Mixed convection in a vertical channel
Project to use in DynamFluid to perform the simulation: project.
This example shows an scenario where both forced and natural convection happen, a situation that occurs in low Reynolds numbers and when the buoyancy contribution is significant. This example shows the flow pattern established in a vertical channel where a fluid travels upwards, the gravitational force acts downwards and both walls are at different temperature (The right wall is a higher temperature than the left wall). The fluid is entering at the same temperature as the cold (left) wall. Non-dimensional variables are used. The non-dimensional boundary condition values for the velocity, pressure and temperature are the following:
Left vertical (cold) wall: Vx=Vy=T=0
Right vertical (hot) wall: Vx=Vy=0, T=1
Bottom horizontal wall: Vx=T=0, Vy=1 (Uniform non-dimensional velocity equal to 1)
Top horizontal wall: P=0
The gravitational force acts downwards.
In this project, the Reynolds number is 100 and the Grashoff number is 25000.
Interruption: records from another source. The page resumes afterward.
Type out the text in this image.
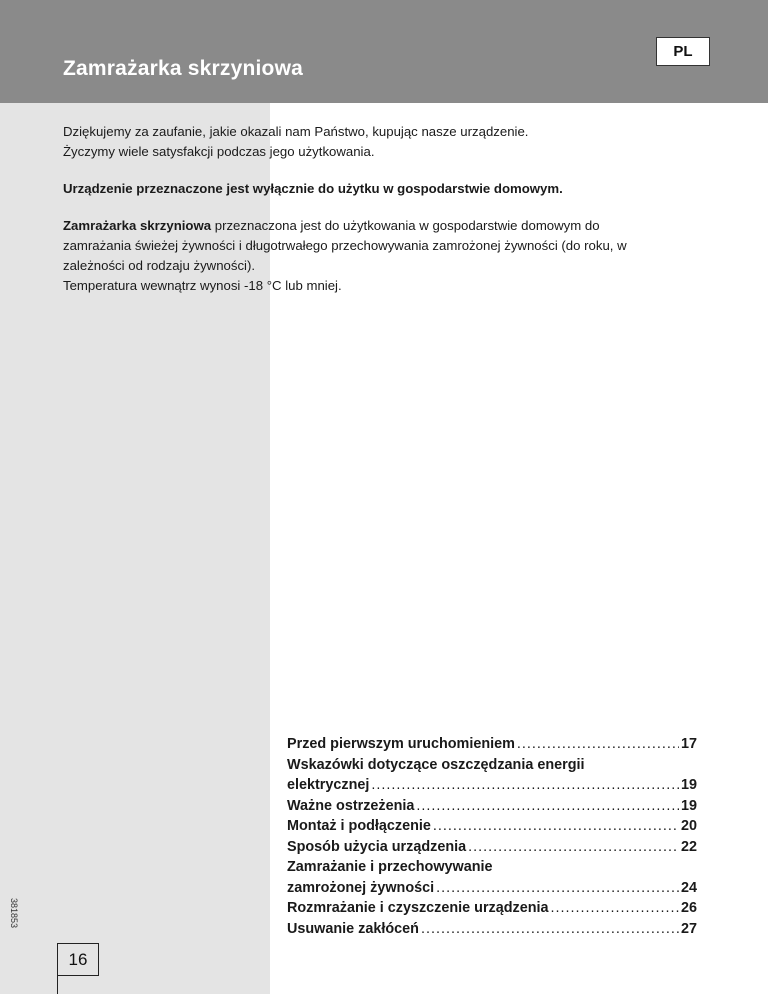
Zamrażarka skrzyniowa
PL

Dziękujemy za zaufanie, jakie okazali nam Państwo, kupując nasze urządzenie.

Życzymy wiele satysfakcji podczas jego użytkowania.

Urządzenie przeznaczone jest wyłącznie do użytku w gospodarstwie domowym.

Zamrażarka skrzyniowa przeznaczona jest do użytkowania w gospodarstwie domowym do

zamrażania świeżej żywności i długotrwałego przechowywania zamrożonej żywności (do roku, w

zależności od rodzaju żywności).

Temperatura wewnątrz wynosi -18 °C lub mniej.

Przed pierwszym uruchomieniem .....	17
Wskazówki dotyczące oszczędzania energii
elektrycznej .....	19
Ważne ostrzeżenia .....	19
Montaż i podłączenie .....	20
Sposób użycia urządzenia .....	22
Zamrażanie i przechowywanie
zamrożonej żywności .....	24
Rozmrażanie i czyszczenie urządzenia .....	26
Usuwanie zakłóceń .....	27
381853
16
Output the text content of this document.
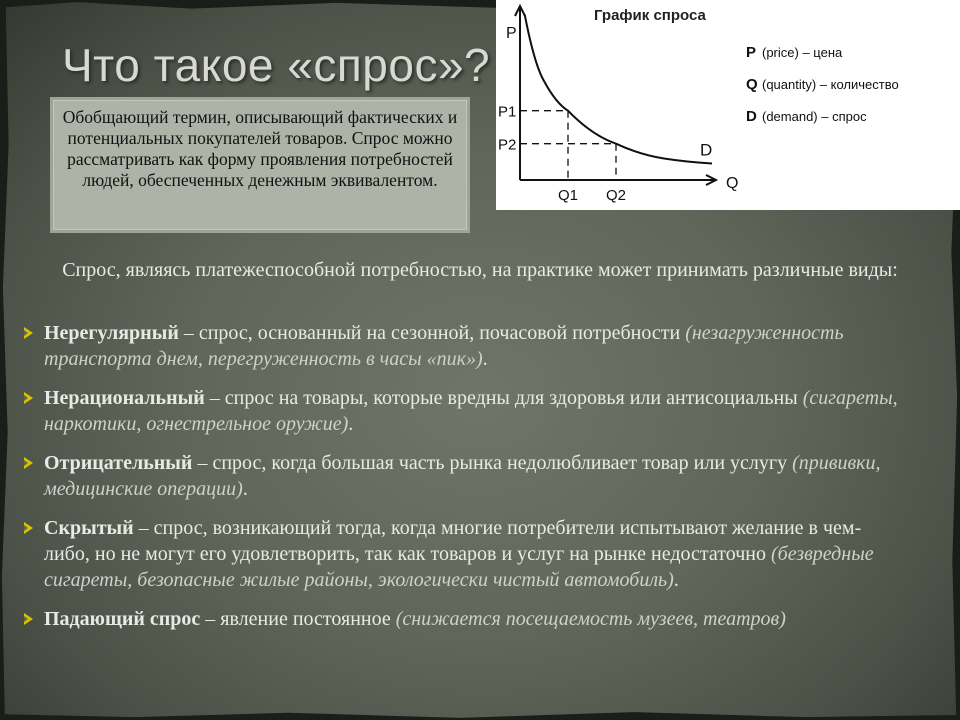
Что такое «спрос»?
Обобщающий термин, описывающий фактических и потенциальных покупателей товаров. Спрос можно рассматривать как форму проявления потребностей людей, обеспеченных денежным эквивалентом.
График спроса
P
Q
D
P1
Q1
P2
Q2
P (price) – цена
Q (quantity) – количество
D (demand) – спрос
Спрос, являясь платежеспособной потребностью, на практике может принимать различные виды:
Нерегулярный – спрос, основанный на сезонной, почасовой потребности (незагруженность транспорта днем, перегруженность в часы «пик»).
Нерациональный – спрос на товары, которые вредны для здоровья или антисоциальны (сигареты, наркотики, огнестрельное оружие).
Отрицательный – спрос, когда большая часть рынка недолюбливает товар или услугу (прививки, медицинские операции).
Скрытый – спрос, возникающий тогда, когда многие потребители испытывают желание в чем-либо, но не могут его удовлетворить, так как товаров и услуг на рынке недостаточно (безвредные сигареты, безопасные жилые районы, экологически чистый автомобиль).
Падающий спрос – явление постоянное (снижается посещаемость музеев, театров)
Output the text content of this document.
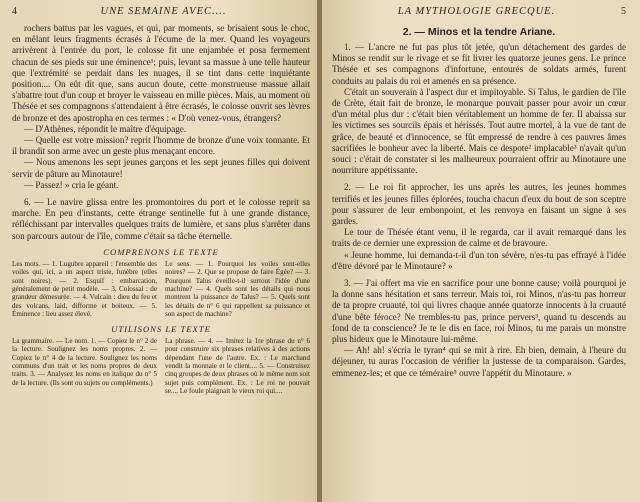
4	UNE SEMAINE AVEC....

rochers battus par les vagues, et qui, par moments, se brisaient sous le choc, en mêlant leurs fragments écrasés à l'écume de la mer. Quand les voyageurs arrivèrent à l'entrée du port, le colosse fit une enjambée et posa fermement chacun de ses pieds sur une éminence¹; puis, levant sa massue à une telle hauteur que l'extrémité se perdait dans les nuages, il se tint dans cette inquiétante position.... On eût dit que, sans aucun doute, cette monstrueuse massue allait s'abattre tout d'un coup et broyer le vaisseau en mille pièces. Mais, au moment où Thésée et ses compagnons s'attendaient à être écrasés, le colosse ouvrit ses lèvres de bronze et des apostropha en ces termes : « D'où venez-vous, étrangers?

— D'Athènes, répondit le maître d'équipage.

— Quelle est votre mission? reprit l'homme de bronze d'une voix tonnante. Et il brandit son arme avec un geste plus menaçant encore.

— Nous amenons les sept jeunes garçons et les sept jeunes filles qui doivent servir de pâture au Minotaure!

— Passez! » cria le géant.

6. — Le navire glissa entre les promontoires du port et le colosse reprit sa marche. En peu d'instants, cette étrange sentinelle fut à une grande distance, réfléchissant par intervalles quelques traits de lumière, et sans plus s'arrêter dans son parcours autour de l'île, comme c'était sa tâche éternelle.

COMPRENONS LE TEXTE

Les mots. — 1. Lugubre appareil : l'ensemble des voiles qui, ici, a un aspect triste, funèbre (elles sont noires). — 2. Esquif : embarcation, généralement de petit modèle. — 3. Colossal : de grandeur démesurée. — 4. Vulcain : dieu du feu et des volcans, laid, difforme et boiteux. — 5. Éminence : lieu assez élevé.

Le sens. — 1. Pourquoi les voiles sont-elles noires? — 2. Que se propose de faire Égée? — 3. Pourquoi Talus éveille-t-il surtout l'idée d'une machine? — 4. Quels sont les détails qui nous montrent la puissance de Talus? — 5. Quels sont les détails de n° 6 qui rappellent sa puissance et son aspect de machine?

UTILISONS LE TEXTE

La grammaire. — Le nom. 1. — Copiez le n° 2 de la lecture. Soulignez les noms propres. 2. — Copiez le n° 4 de la lecture. Soulignez les noms communs d'un trait et les noms propres de deux traits. 3. — Analysez les noms en italique du n° 5 de la lecture. (Ils sont ou sujets ou compléments.)

La phrase. — 4. — Imitez la 1re phrase du n° 6 pour construire six phrases relatives à des actions dépendant l'une de l'autre. Ex. : Le marchand vendit la monnaie et le client.... 5. — Construisez cinq groupes de deux phrases où le même nom soit sujet puis complément. Ex. : Le roi ne pouvait se.... Le foule plaignait le vieux roi qui....

LA MYTHOLOGIE GRECQUE.	5
2. — Minos et la tendre Ariane.

1. — L'ancre ne fut pas plus tôt jetée, qu'un détachement des gardes de Minos se rendit sur le rivage et se fit livrer les quatorze jeunes gens. Le prince Thésée et ses compagnons d'infortune, entourés de soldats armés, furent conduits au palais du roi et amenés en sa présence.

C'était un souverain à l'aspect dur et impitoyable. Si Talus, le gardien de l'île de Crète, était fait de bronze, le monarque pouvait passer pour avoir un cœur d'un métal plus dur : c'était bien véritablement un homme de fer. Il abaissa sur les victimes ses sourcils épais et hérissés. Tout autre mortel, à la vue de tant de grâce, de beauté et d'innocence, se fût empressé de rendre à ces pauvres âmes sacrifiées le bonheur avec la liberté. Mais ce despote² implacable³ n'avait qu'un souci : c'était de constater si les malheureux pourraient offrir au Minotaure une nourriture appétissante.

2. — Le roi fit approcher, les uns après les autres, les jeunes hommes terrifiés et les jeunes filles éplorées, toucha chacun d'eux du bout de son sceptre pour s'assurer de leur embonpoint, et les renvoya en faisant un signe à ses gardes.

Le tour de Thésée étant venu, il le regarda, car il avait remarqué dans les traits de ce dernier une expression de calme et de bravoure.

« Jeune homme, lui demanda-t-il d'un ton sévère, n'es-tu pas effrayé à l'idée d'être dévoré par le Minotaure? »

3. — J'ai offert ma vie en sacrifice pour une bonne cause; voilà pourquoi je la donne sans hésitation et sans terreur. Mais toi, roi Minos, n'as-tu pas horreur de ta propre cruauté, toi qui livres chaque année quatorze innocents à la cruauté d'une bête féroce? Ne trembles-tu pas, prince pervers³, quand tu descends au fond de ta conscience? Je te le dis en face, roi Minos, tu me parais un monstre plus hideux que le Minotaure lui-même.

— Ah! ah! s'écria le tyran⁴ qui se mit à rire. Eh bien, demain, à l'heure du déjeuner, tu auras l'occasion de vérifier la justesse de ta comparaison. Gardes, emmenez-les; et que ce téméraire⁵ ouvre l'appétit du Minotaure. »
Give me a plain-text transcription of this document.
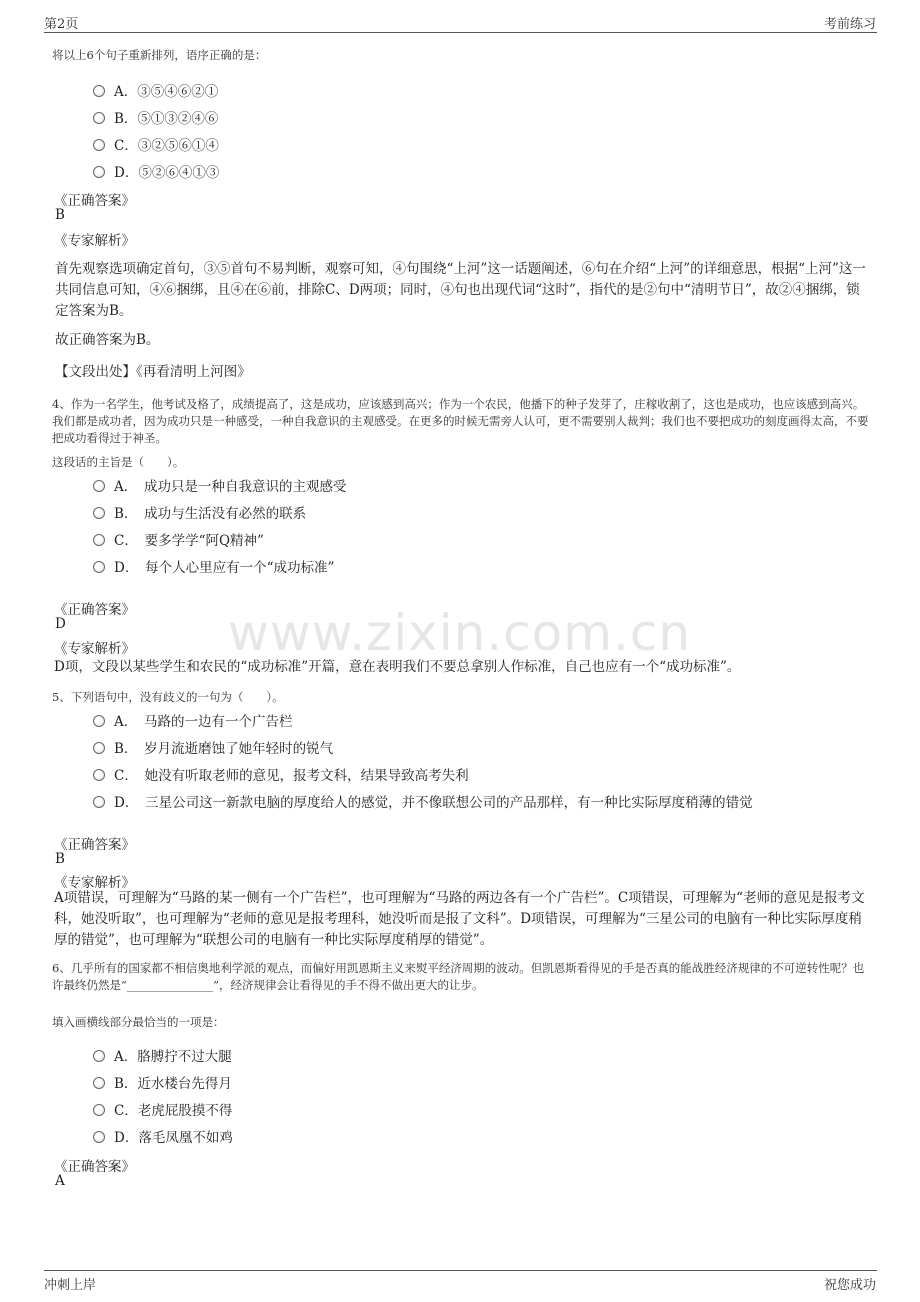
第2页	考前练习
www.zixin.com.cn
将以上6个句子重新排列，语序正确的是：
A．③⑤④⑥②①
B．⑤①③②④⑥
C．③②⑤⑥①④
D．⑤②⑥④①③
《正确答案》
B
《专家解析》
首先观察选项确定首句，③⑤首句不易判断，观察可知，④句围绕“上河”这一话题阐述，⑥句在介绍“上河”的详细意思，根据“上河”这一共同信息可知，④⑥捆绑，且④在⑥前，排除C、D两项；同时，④句也出现代词“这时”，指代的是②句中“清明节日”，故②④捆绑，锁定答案为B。
故正确答案为B。
【文段出处】《再看清明上河图》
4、作为一名学生，他考试及格了，成绩提高了，这是成功，应该感到高兴；作为一个农民，他播下的种子发芽了，庄稼收割了，这也是成功，也应该感到高兴。我们都是成功者，因为成功只是一种感受，一种自我意识的主观感受。在更多的时候无需旁人认可，更不需要别人裁判；我们也不要把成功的刻度画得太高，不要把成功看得过于神圣。
这段话的主旨是（　　）。
A．　成功只是一种自我意识的主观感受
B．　成功与生活没有必然的联系
C．　要多学学“阿Q精神”
D．　每个人心里应有一个“成功标准”
《正确答案》
D
《专家解析》
D项，文段以某些学生和农民的“成功标准”开篇，意在表明我们不要总拿别人作标准，自己也应有一个“成功标准”。
5、下列语句中，没有歧义的一句为（　　）。
A．　马路的一边有一个广告栏
B．　岁月流逝磨蚀了她年轻时的锐气
C．　她没有听取老师的意见，报考文科，结果导致高考失利
D．　三星公司这一新款电脑的厚度给人的感觉，并不像联想公司的产品那样，有一种比实际厚度稍薄的错觉
《正确答案》
B
《专家解析》
A项错误，可理解为“马路的某一侧有一个广告栏”，也可理解为“马路的两边各有一个广告栏”。C项错误，可理解为“老师的意见是报考文科，她没听取”，也可理解为“老师的意见是报考理科，她没听而是报了文科”。D项错误，可理解为“三星公司的电脑有一种比实际厚度稍厚的错觉”，也可理解为“联想公司的电脑有一种比实际厚度稍厚的错觉”。
6、几乎所有的国家都不相信奥地利学派的观点，而偏好用凯恩斯主义来熨平经济周期的波动。但凯恩斯看得见的手是否真的能战胜经济规律的不可逆转性呢？也许最终仍然是“_______________”，经济规律会让看得见的手不得不做出更大的让步。
填入画横线部分最恰当的一项是：
A．胳膊拧不过大腿
B．近水楼台先得月
C．老虎屁股摸不得
D．落毛凤凰不如鸡
《正确答案》
A
冲刺上岸	祝您成功
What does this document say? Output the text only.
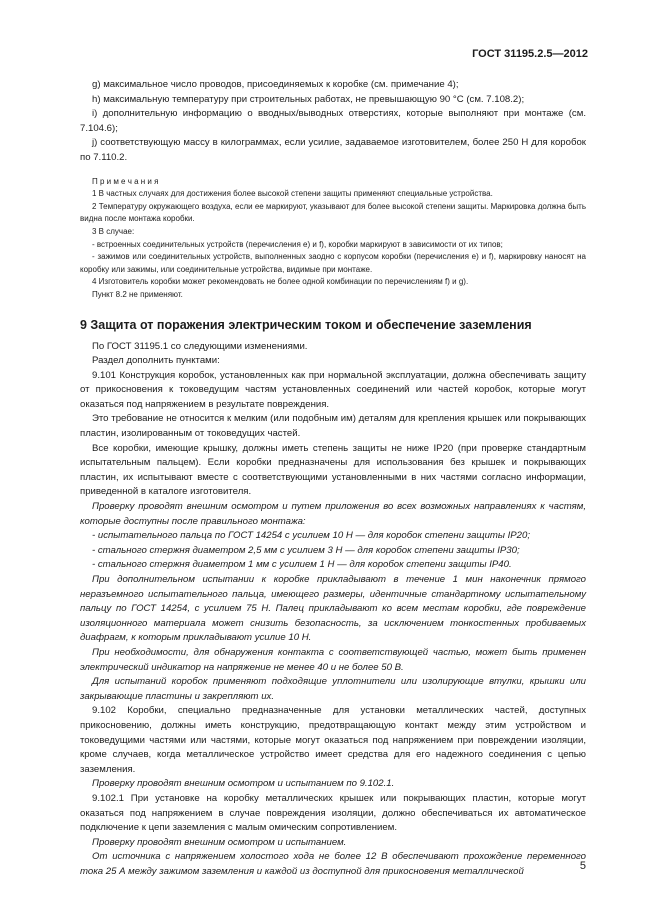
ГОСТ 31195.2.5—2012

g) максимальное число проводов, присоединяемых к коробке (см. примечание 4);

h) максимальную температуру при строительных работах, не превышающую 90 °C (см. 7.108.2);

i) дополнительную информацию о вводных/выводных отверстиях, которые выполняют при монтаже (см. 7.104.6);

j) соответствующую массу в килограммах, если усилие, задаваемое изготовителем, более 250 Н для коробок по 7.110.2.

П р и м е ч а н и я

1 В частных случаях для достижения более высокой степени защиты применяют специальные устройства.

2 Температуру окружающего воздуха, если ее маркируют, указывают для более высокой степени защиты. Маркировка должна быть видна после монтажа коробки.

3 В случае:

- встроенных соединительных устройств (перечисления е) и f), коробки маркируют в зависимости от их типов;

- зажимов или соединительных устройств, выполненных заодно с корпусом коробки (перечисления е) и f), маркировку наносят на коробку или зажимы, или соединительные устройства, видимые при монтаже.

4 Изготовитель коробки может рекомендовать не более одной комбинации по перечислениям f) и g).

Пункт 8.2 не применяют.

9 Защита от поражения электрическим током и обеспечение заземления

По ГОСТ 31195.1 со следующими изменениями.

Раздел дополнить пунктами:

9.101 Конструкция коробок, установленных как при нормальной эксплуатации, должна обеспечивать защиту от прикосновения к токоведущим частям установленных соединений или частей коробок, которые могут оказаться под напряжением в результате повреждения.

Это требование не относится к мелким (или подобным им) деталям для крепления крышек или покрывающих пластин, изолированным от токоведущих частей.

Все коробки, имеющие крышку, должны иметь степень защиты не ниже IP20 (при проверке стандартным испытательным пальцем). Если коробки предназначены для использования без крышек и покрывающих пластин, их испытывают вместе с соответствующими установленными в них частями согласно информации, приведенной в каталоге изготовителя.

Проверку проводят внешним осмотром и путем приложения во всех возможных направлениях к частям, которые доступны после правильного монтажа:

- испытательного пальца по ГОСТ 14254 с усилием 10 Н — для коробок степени защиты IP20;

- стального стержня диаметром 2,5 мм с усилием 3 Н — для коробок степени защиты IP30;

- стального стержня диаметром 1 мм с усилием 1 Н — для коробок степени защиты IP40.

При дополнительном испытании к коробке прикладывают в течение 1 мин наконечник прямого неразъемного испытательного пальца, имеющего размеры, идентичные стандартному испытательному пальцу по ГОСТ 14254, с усилием 75 Н. Палец прикладывают ко всем местам коробки, где повреждение изоляционного материала может снизить безопасность, за исключением тонкостенных пробиваемых диафрагм, к которым прикладывают усилие 10 Н.

При необходимости, для обнаружения контакта с соответствующей частью, может быть применен электрический индикатор на напряжение не менее 40 и не более 50 В.

Для испытаний коробок применяют подходящие уплотнители или изолирующие втулки, крышки или закрывающие пластины и закрепляют их.

9.102 Коробки, специально предназначенные для установки металлических частей, доступных прикосновению, должны иметь конструкцию, предотвращающую контакт между этим устройством и токоведущими частями или частями, которые могут оказаться под напряжением при повреждении изоляции, кроме случаев, когда металлическое устройство имеет средства для его надежного соединения с цепью заземления.

Проверку проводят внешним осмотром и испытанием по 9.102.1.

9.102.1 При установке на коробку металлических крышек или покрывающих пластин, которые могут оказаться под напряжением в случае повреждения изоляции, должно обеспечиваться их автоматическое подключение к цепи заземления с малым омическим сопротивлением.

Проверку проводят внешним осмотром и испытанием.

От источника с напряжением холостого хода не более 12 В обеспечивают прохождение переменного тока 25 А между зажимом заземления и каждой из доступной для прикосновения металлической	5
The width of the channel has been set to non-dimensional value of 1m. The length of the channel has been a non-dimensional value of 20m, long enough to allow the flow developing alongside the channel.
In this type of simulation (Open flow at the exit = Exit boundary condition) is important to set the pressure equal to zero at the exit, as it has been done in the project for this simulation. If not set, the simulation won't converge.
The analytical solution for a fully developed mixed convection profile is given by Aung and Worku G (1986), Developing flow and flow reversal in a vertical channel with asymemtric wall temperatures, ASME Journal of Heat Transfer, 108, 299-304:
Vy= Gr/Re * (1- Rt)*(-x1^3/6+x1^2/4-x1/12)-6x1^2+6x1
Being,
Gr = Grashof number
Re = Reynolds number
Tc = Temperature of the cold wall
Th = Temperature of the hot wall
Tf = Temperature of the fluid entering the domain (upwards).
Rt = (Tc-Tf)/(Th-Tf)
At very high Richardson numbers, the flow may reverse (move downwards) due to the buoyancy effect created by the density difference caused by the temperature difference between the hot and the cold walls.
The following drawing shows the comparison between the predicted analytical solution (Aung and Worku) and the profile obtained by the DynamFluid software for the fully developed flow, at Rt = 0. As it can be seen, the obtained profile matches very well the analytical solution.
The following drawing shows the comparison between the predicted analytical solution (Aung and Worku) and the profile obtained by the DynamFluid software for the fully developed flow, at Rt = 0.5. As it can be seen, the obtained profile matches very well the analytical solution.